Comment résumer, sans en trahir le créateur, sans risque d'en rajouter mais sans résumer tant que l'on pourrait à force passer à côté de l'essentiel de ce que Jean-François Billeter tâche de faire passer à son lecteur dan ces si enrichissantes "Esquisses" ? L'enjeu est bien plus important qu'il y parait car la pensée de Billeter, bien loin d'être frivole ou simplement plaisante à l'esprit, pose rien moins que la volonté de voir l'humanité se sortir du guêpier - doublé, selon l'auteur, mais nous ne sommes pas loin de penser identiquement, d'une voie sans issue autre que strictement mortifère - dans laquelle elle est s'est fourrée depuis un peu plus de deux cents ans, pour aller vite, depuis la fameuse révolution industrielle. Que l'auteur estime d'ailleurs bien plus sociale que strictement technologique, les rapports de force et la mise en fonction mathématiques aussi pratique que vide de sens de l'usage des dépossédés par les possédants étant la première et principale des conséquences de ce changement de paradigme inauguré vers l'extrême fin du 18ème siècle britannique et qui a essaimé partout en Europe d'abord, dans le monde depuis.

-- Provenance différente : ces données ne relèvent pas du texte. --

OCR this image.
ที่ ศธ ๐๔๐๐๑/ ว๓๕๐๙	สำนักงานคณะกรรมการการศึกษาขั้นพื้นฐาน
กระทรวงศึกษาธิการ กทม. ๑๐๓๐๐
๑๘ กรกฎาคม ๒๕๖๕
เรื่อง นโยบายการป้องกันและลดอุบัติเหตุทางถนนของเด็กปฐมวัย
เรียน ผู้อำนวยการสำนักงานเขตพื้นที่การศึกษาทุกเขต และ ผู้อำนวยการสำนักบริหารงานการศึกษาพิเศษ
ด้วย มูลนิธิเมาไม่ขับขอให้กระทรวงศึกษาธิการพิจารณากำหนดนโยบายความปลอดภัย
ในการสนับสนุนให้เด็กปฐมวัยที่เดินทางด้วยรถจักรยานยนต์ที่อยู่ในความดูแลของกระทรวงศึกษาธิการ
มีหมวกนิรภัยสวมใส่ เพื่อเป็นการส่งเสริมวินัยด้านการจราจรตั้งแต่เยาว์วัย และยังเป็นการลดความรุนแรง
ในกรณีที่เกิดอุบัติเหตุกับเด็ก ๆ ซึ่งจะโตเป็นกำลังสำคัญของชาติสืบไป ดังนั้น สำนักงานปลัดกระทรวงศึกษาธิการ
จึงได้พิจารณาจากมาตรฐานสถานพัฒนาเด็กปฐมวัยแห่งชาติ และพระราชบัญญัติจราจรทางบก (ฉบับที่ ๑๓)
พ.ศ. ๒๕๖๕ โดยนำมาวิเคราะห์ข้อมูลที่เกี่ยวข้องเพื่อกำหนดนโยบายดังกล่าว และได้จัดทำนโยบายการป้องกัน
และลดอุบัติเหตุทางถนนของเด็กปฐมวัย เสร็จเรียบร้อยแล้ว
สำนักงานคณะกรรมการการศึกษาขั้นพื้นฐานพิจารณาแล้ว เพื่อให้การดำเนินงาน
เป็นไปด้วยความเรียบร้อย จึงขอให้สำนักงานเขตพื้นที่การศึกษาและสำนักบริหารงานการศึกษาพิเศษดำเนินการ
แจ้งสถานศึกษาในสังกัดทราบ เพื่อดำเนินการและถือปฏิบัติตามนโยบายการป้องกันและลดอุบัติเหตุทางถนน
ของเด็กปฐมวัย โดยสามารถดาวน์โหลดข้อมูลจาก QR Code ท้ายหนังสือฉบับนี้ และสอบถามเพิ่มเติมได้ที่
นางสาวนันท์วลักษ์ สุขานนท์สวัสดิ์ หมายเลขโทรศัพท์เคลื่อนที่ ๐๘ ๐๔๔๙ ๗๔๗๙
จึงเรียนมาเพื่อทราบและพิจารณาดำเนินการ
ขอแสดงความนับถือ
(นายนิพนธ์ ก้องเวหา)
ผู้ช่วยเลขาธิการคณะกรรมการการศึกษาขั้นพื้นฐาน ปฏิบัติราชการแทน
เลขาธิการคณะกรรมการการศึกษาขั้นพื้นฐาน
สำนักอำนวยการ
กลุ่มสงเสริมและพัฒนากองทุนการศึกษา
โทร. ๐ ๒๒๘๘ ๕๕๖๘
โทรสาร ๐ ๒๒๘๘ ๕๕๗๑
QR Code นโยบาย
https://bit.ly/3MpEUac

Ce formalisme des "Esquisses", qui ne sera pas sans rappeler, aussi peu incidemment que possible, les Pensées de Blaise Pascal par la proximité du format - philosophe auquel Billeter se réfère par ailleurs à de nombreuses reprises - l'incite à concentrer sa pensée, à la rendre aussi claire et pure que possible, sans se retrouver écartelé par l'incroyable des thématiques qu'elles contiennent, auxquelles un ouvrage en deux volumes de cinq cent pages ne suffirait pas ! Billeter souhaite ramasser ses réflexions, en donner les idées forces, ne pas se laisser trahir par ce langage qu'il connait si bien, en tant que professionnel si l'on peut dire, par sa connaissance intime de plusieurs d'entre eux, que ce soit le français, l'allemand, le latin ou le chinois, qui fit sa réputation internationale du temps où il fut universitaire genevois.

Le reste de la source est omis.